Il progetto più ambizioso è la Grande muraglia verde, lanciato dall’Unione Africana nel 2007 per creare una fascia verde lunga 7.800 chilometri e larga 15 per un totale di 100 milioni di ettari che dovrebbe attraversare tutto il continente dal Senegal a Gibuti. Ma, mentre per i cambiamenti climatici si chiede di rimediare ai paesi ritenuti responsabili, nel caso dei danni ambientali di portata planetaria provocati dalla deforestazione di cui sono responsabili i paesi africani l’onere ricade quasi del tutto su stati e popolazioni che non ne hanno colpa. A finanziare la Grande muraglia verde, così come altre iniziative “green” in Africa, sono infatti in gran parte dei donatori internazionali tra cui figurano la Banca Mondiale, la Banca europea di investimenti, la Commissione Europea.

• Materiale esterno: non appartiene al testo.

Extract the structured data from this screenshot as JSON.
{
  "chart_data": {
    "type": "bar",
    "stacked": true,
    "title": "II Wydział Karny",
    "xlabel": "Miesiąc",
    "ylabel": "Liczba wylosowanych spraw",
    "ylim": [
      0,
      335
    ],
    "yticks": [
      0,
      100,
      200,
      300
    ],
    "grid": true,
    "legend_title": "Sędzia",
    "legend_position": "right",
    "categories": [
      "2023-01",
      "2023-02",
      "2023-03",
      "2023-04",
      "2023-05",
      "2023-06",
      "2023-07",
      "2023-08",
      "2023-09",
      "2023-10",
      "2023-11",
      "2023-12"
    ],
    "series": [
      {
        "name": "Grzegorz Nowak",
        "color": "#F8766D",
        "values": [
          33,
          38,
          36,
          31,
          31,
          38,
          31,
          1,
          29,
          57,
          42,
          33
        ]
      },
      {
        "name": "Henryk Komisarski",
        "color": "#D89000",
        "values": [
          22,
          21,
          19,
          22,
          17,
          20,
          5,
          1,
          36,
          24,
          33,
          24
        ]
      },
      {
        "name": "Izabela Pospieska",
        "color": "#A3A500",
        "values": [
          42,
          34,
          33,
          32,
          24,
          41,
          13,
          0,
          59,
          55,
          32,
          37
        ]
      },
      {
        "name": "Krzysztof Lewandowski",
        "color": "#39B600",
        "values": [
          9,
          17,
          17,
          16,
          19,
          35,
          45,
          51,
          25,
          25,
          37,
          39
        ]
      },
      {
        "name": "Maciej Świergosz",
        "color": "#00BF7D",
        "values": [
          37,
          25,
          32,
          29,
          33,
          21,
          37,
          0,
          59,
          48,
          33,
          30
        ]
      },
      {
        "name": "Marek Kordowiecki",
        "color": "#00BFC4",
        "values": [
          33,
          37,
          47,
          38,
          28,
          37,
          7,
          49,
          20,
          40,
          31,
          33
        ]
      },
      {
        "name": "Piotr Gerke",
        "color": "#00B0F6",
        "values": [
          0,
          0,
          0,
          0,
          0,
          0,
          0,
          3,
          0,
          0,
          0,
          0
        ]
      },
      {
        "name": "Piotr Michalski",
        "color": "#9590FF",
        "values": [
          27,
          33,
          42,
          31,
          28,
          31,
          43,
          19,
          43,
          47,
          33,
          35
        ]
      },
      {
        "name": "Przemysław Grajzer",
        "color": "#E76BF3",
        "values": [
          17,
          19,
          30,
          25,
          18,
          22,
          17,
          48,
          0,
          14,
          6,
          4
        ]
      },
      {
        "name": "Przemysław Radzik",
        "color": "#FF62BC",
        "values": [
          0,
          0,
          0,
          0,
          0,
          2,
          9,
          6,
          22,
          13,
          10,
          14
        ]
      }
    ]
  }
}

Finora è stato realizzato solo il 4% della Grande muraglia verde, al costo di decine di miliardi di dollari. Per accelerare i tempi, vista la lentezza con cui procede la sua realizzazione, il quarto One Planet Summit, un vertice internazionale per fare il punto sullo stato dei lavori, svoltosi a Parigi nel 2021, ha deciso un nuovo finanziamento: il Great Green Wall Accelerator, dell’importo iniziale di 14 miliardi di dollari, portati poi a 19. Ma per terminare il progetto, entro la data fissata del 2030, serviranno ancora almeno 33 miliardi.